Once Ragnarok finishes, the children of the aesir emerge to take up the tools and toys their predecessors have left them, and Nidhogg, the ultimate non-being, makes its presence known. This begs a question: would, in the next Ragnarok, Nidhogg resolve a paradox we have yet to perceive, and what world would open up from there?

Saturday, November 7, 2009

Ajna Heat Vision, Anahata Super Strength

Lately, in very ordinary ways, I've been dunked in the well of Myth for sustenance. The offer to cover one coworker's shift at the comic book store has spun out into two weeks straight of counter-jockeying, bagging, pricing, grading, reading, bag checks, and so on. One tarot reading tends to spill into three at the drop of a hat, and astrological Samhain snorts in laughter at my attempts to act skeptical, rational and detached.

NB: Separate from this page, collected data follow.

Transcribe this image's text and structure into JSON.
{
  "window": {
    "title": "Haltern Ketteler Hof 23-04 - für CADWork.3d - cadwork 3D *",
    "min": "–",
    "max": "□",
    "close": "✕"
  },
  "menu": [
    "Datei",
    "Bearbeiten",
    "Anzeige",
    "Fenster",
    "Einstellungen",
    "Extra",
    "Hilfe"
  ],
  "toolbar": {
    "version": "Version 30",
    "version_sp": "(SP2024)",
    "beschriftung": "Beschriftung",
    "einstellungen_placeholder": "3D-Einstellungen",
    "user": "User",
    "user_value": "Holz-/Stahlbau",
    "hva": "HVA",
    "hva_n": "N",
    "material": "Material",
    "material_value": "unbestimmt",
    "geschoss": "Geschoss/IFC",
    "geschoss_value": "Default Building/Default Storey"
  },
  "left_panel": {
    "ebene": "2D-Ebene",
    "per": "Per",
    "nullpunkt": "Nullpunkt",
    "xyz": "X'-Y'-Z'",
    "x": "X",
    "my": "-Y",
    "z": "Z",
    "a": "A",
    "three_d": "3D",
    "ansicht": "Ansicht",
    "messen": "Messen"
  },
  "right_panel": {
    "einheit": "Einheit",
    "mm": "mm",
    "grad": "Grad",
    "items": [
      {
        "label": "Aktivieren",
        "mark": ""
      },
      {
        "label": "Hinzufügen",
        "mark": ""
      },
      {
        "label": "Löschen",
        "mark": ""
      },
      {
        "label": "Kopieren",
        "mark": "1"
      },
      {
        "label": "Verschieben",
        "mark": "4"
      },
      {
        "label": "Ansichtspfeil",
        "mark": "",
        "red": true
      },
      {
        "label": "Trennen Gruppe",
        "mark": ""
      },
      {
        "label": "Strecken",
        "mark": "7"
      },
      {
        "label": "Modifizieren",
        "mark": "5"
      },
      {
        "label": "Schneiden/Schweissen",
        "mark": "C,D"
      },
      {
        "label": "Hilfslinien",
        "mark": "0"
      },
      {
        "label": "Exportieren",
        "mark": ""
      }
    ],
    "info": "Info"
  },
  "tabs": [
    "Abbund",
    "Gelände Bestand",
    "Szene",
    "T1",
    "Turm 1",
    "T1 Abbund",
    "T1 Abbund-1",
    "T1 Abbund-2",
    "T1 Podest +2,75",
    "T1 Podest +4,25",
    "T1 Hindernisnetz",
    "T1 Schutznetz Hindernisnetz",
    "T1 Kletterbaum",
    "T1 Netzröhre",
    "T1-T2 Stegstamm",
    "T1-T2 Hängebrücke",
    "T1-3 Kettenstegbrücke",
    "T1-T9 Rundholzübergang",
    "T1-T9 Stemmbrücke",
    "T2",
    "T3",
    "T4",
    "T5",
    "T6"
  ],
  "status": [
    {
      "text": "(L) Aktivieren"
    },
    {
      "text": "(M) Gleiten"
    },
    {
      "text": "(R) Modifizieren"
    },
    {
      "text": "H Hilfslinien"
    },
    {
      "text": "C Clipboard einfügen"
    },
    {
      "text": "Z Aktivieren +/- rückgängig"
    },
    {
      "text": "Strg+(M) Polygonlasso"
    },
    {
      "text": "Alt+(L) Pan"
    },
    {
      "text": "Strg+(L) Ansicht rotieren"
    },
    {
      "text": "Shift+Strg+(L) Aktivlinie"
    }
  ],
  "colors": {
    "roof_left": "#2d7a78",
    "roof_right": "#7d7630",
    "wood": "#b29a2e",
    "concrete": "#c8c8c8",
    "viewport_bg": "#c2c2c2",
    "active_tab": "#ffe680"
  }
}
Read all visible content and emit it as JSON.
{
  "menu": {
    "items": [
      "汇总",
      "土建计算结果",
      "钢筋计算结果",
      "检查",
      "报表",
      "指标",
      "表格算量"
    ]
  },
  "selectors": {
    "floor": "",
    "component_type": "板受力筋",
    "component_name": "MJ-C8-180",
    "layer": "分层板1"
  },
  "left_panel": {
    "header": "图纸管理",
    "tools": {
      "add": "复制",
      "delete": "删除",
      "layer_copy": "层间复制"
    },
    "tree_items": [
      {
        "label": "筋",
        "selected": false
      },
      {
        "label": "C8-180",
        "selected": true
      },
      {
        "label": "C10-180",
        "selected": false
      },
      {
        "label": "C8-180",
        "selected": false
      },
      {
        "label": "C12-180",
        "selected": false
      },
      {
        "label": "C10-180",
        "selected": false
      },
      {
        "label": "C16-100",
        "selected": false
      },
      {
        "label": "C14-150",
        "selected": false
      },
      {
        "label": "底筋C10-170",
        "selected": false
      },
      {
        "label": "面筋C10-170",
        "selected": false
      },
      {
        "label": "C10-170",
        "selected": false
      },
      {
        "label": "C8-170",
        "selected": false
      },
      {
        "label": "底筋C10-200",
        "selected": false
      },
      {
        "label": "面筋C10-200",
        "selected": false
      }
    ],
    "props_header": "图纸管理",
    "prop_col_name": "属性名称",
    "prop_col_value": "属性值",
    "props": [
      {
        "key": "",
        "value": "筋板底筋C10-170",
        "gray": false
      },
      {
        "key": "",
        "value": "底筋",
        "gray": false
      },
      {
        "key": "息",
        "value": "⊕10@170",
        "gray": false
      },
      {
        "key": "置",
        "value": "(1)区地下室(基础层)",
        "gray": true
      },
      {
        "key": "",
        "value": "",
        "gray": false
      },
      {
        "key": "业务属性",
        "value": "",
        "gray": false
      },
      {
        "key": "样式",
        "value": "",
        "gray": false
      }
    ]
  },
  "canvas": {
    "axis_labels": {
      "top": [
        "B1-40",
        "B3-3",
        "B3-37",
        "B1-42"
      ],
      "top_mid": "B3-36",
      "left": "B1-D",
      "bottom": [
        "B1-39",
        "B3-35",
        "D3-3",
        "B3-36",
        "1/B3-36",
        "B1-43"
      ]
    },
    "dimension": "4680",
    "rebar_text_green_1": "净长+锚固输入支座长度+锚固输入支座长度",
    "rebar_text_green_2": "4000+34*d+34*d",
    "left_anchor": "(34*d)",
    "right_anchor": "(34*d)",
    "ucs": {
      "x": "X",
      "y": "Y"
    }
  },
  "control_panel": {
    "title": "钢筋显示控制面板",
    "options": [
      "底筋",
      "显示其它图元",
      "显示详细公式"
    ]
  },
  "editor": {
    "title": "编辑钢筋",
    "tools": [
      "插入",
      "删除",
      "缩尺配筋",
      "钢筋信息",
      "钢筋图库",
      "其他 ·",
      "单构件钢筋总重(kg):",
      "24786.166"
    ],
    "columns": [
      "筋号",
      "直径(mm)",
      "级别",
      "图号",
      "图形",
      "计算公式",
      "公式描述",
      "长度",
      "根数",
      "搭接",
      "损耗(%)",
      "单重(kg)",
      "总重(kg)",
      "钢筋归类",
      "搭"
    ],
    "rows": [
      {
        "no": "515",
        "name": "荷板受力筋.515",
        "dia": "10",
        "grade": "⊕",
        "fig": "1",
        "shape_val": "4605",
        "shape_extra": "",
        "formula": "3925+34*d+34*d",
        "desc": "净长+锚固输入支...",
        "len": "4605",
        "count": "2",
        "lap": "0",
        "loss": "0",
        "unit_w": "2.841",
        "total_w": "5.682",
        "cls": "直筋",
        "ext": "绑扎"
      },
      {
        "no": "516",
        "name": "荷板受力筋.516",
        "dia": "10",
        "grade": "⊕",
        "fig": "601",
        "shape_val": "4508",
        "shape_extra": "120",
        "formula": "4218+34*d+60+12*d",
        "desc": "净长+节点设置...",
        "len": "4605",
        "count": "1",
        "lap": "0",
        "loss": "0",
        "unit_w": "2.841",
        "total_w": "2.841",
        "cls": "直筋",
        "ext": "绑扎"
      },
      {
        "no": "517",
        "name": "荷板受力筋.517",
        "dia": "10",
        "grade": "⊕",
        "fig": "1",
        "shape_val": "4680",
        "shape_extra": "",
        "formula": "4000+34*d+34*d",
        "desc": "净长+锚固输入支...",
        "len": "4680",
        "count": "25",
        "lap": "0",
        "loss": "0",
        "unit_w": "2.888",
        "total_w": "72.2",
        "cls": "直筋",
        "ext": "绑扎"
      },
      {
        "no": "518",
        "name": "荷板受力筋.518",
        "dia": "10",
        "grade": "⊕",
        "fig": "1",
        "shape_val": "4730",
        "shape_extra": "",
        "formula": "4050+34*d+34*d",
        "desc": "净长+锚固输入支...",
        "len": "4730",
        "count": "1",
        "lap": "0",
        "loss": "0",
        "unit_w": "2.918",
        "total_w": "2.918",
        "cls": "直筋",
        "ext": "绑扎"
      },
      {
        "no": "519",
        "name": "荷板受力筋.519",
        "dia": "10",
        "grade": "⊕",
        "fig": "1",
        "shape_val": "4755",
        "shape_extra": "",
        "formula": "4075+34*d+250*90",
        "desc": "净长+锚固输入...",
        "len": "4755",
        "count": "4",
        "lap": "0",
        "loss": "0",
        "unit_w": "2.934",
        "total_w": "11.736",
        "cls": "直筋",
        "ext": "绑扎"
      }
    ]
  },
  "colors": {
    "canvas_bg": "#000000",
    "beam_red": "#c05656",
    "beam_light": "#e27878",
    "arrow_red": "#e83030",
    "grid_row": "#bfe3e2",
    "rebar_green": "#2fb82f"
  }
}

According to the Online Etymology Dictionary, "Hero" derives from the same route as servare, to protect. This said, one wonders how much stock "protectors" receive. What of the abstract preservation brought through development? The moment in Flex Mentallo when Vic Sage remembers the magic word has stuck with me, and I wonder: what would we consider a super-shaman, super-sadhu, or other such figure? In one way, the attribution of post-human bombast with these social roles might seem counterintuitive, yet there's that there show Avatar that made many transcendental concepts accessible for even eight-year-olds. How would we strip down the scriptural trappings and faces given to the basic ideals that underpin philosophy and paint them in bright primary colors? Would the character really need to wear their briefs on the outside? Does the character require a secret identity? How does identity play into a role of non-civilized living and liberation? How does a person apply extranormality to their position? How does the individual explore a genius phenomenon that gives reason to their manifestation in the reality continuum? How about the super-construction worker or super-chef? Need post-humanity remain purely defined by militarism, with uniforms and stripping of the individual into sickening self-deification and strong reference to deeds as noble in and of themselves?

So now, the caffeine has worn off. Whoops.